A block of mass `m` is suspended by a rubber cord of natural length `l=(mg)/(k)`, where k is force constant of the cord. The block is lifted upwards so that the cord becomes just tight and then block is released suddently. Which of the following will not be true?

When the block is released suddenly, it starts to move down. During its downwards motion the rubber coed elongates. Hece, a tension is developed in it but the blocks continues to accelerate downwards till tension becomes equal to weight `mg` of the block. After this moment, the block continues to move down due to its velocity and rubber cord further elongates. Therefore tension becomes greater than the weight, hence, the block now retards and comes to an instantaneous rest. At lowest position of the block, strain energy in the cord equals loss of potential energy of the block.

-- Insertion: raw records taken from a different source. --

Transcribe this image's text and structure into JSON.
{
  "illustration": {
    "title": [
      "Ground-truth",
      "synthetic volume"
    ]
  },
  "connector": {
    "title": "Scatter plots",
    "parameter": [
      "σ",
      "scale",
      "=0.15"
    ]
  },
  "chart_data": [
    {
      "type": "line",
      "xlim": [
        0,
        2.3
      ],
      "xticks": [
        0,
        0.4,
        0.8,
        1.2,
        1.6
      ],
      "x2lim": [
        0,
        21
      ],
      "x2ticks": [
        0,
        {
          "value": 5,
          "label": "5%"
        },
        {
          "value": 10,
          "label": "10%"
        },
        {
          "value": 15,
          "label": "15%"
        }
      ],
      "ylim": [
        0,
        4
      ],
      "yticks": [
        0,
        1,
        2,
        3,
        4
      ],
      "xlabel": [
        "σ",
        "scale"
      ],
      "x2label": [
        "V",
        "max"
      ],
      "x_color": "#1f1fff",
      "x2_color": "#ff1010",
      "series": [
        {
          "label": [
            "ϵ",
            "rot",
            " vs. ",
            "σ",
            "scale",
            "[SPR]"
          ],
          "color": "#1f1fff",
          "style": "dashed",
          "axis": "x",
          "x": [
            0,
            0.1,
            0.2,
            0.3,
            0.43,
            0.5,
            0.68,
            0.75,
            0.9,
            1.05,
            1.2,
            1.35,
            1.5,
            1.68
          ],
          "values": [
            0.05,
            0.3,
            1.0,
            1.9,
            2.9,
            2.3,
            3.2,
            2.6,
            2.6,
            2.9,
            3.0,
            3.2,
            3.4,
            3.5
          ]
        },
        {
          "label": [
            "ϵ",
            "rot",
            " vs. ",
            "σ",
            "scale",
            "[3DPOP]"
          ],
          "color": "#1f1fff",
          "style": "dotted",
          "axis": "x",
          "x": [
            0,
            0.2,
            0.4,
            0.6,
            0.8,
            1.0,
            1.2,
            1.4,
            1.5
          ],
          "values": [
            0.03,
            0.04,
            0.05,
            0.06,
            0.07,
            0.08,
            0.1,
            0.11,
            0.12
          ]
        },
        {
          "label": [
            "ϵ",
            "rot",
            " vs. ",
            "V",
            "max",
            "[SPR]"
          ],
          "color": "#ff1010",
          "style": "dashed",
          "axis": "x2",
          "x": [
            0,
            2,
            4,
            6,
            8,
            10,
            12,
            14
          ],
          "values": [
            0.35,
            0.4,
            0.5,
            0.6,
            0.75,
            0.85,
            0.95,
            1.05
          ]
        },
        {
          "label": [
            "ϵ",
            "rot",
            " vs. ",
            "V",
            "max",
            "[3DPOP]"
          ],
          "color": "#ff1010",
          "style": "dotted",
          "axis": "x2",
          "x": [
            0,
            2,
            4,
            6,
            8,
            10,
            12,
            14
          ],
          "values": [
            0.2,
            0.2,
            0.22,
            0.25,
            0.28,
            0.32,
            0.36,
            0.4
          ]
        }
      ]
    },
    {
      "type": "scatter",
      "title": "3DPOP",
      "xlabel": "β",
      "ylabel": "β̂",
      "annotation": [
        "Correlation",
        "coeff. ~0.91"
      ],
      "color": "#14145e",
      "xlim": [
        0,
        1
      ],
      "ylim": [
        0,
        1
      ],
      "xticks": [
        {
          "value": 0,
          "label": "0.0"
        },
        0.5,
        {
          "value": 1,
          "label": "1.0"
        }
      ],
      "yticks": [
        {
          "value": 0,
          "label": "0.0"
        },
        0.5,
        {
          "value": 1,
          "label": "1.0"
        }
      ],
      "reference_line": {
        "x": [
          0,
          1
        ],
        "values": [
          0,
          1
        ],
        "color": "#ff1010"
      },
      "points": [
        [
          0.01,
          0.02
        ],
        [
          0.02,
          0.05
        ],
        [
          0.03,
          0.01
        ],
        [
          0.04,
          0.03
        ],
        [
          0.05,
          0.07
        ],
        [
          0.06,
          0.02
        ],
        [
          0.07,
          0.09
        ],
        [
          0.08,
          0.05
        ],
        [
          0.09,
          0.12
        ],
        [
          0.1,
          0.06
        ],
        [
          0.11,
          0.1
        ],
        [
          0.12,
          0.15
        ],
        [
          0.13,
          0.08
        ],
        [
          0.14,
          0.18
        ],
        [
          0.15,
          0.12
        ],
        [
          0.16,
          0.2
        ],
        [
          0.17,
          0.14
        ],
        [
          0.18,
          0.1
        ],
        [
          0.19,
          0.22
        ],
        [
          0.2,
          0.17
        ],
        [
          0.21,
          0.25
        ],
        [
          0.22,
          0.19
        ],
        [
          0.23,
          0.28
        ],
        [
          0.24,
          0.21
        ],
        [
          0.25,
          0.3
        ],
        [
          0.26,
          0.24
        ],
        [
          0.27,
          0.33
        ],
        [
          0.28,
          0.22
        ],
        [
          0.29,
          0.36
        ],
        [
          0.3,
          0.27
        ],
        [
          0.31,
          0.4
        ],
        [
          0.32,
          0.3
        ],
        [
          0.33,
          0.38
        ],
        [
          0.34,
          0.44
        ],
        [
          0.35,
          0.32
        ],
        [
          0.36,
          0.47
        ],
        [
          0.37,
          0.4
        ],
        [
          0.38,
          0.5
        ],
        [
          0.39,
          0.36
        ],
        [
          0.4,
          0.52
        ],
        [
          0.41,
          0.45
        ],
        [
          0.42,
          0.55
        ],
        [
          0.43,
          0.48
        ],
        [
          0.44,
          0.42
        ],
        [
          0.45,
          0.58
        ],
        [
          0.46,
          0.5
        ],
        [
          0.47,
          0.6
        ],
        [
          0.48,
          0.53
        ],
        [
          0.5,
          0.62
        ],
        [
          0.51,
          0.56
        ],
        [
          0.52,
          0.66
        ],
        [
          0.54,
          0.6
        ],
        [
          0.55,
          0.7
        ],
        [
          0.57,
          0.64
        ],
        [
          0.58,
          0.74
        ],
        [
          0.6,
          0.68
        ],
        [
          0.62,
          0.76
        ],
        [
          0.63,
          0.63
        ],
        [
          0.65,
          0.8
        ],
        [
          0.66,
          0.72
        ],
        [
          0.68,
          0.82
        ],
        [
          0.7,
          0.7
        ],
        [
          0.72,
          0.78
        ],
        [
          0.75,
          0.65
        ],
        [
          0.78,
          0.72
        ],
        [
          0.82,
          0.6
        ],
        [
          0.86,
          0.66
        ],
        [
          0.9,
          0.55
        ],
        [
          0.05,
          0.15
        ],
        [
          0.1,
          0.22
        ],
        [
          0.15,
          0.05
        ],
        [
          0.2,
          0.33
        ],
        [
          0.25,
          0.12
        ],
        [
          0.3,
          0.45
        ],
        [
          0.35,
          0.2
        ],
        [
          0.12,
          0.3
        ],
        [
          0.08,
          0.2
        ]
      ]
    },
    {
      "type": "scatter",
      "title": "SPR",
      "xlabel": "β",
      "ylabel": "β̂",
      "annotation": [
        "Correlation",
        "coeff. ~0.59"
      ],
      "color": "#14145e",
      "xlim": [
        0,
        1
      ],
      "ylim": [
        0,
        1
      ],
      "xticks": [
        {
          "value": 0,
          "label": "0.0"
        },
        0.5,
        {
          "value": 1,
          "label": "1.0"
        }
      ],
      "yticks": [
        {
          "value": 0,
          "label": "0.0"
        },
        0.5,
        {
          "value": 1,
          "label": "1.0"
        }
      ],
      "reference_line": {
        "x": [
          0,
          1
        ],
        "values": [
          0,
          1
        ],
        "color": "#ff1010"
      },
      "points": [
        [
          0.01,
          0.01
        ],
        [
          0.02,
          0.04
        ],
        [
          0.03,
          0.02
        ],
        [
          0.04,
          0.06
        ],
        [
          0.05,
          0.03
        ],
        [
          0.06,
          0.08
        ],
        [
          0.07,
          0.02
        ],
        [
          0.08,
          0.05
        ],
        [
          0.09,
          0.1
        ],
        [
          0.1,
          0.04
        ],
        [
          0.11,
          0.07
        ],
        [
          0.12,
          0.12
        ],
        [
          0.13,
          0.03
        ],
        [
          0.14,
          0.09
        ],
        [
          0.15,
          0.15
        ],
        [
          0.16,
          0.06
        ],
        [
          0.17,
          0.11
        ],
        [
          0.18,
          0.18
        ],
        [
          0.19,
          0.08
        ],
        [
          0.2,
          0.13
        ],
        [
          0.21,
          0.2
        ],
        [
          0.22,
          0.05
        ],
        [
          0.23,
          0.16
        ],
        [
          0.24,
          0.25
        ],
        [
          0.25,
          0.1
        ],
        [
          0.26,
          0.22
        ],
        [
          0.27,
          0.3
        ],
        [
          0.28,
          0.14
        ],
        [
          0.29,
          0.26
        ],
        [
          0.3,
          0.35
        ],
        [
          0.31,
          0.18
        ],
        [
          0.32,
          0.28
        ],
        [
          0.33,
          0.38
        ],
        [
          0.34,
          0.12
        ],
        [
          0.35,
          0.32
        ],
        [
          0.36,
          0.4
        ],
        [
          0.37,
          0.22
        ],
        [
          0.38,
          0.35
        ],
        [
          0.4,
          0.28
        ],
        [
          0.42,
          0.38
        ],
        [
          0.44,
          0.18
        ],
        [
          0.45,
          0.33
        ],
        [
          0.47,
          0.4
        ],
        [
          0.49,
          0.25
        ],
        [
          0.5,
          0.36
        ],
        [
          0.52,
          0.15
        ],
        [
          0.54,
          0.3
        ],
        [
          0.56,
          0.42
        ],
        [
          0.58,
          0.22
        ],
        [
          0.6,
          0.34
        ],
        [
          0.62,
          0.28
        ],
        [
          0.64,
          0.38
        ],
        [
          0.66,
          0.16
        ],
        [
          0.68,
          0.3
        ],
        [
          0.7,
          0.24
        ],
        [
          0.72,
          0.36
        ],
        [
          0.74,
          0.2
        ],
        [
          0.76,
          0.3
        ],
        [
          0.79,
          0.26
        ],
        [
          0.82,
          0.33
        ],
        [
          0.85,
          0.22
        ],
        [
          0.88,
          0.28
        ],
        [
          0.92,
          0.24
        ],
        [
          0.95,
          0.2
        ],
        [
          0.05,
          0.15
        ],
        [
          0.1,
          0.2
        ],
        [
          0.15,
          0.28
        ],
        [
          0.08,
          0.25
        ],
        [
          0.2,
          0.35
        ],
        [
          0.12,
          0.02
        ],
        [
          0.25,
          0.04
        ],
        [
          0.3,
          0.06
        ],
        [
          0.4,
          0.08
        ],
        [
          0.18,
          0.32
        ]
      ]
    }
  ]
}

Suppose the block comes to an instantaneous rest when elongation of the rubber cord is equl to y. Then
`(1)/(2)ky^2=mgyimpliesy=(2mg)/(k)` and 0
Hence block will be instantaneously at rest, at `y=0` and at `y=(2mg)/(k)`. If fact, the block oscillates between these two values. Since the rubber cord is elastic, tension in it is directily proportional to elongation therefore, the block will perform SHM. Its amplitude will be equal to half of the distance between these extreme positions of the block or amplitude is
`(1)/(2)xx(2mg)/(k)=(mg)/(k)=l`
Hence option (b) is correct.
The angular frequency of its SHM will be equal to
`omega=sqrt((k)/(m))`
Since k and m are not given in the question, it cannot be calculated. Hence option (d) is not correct.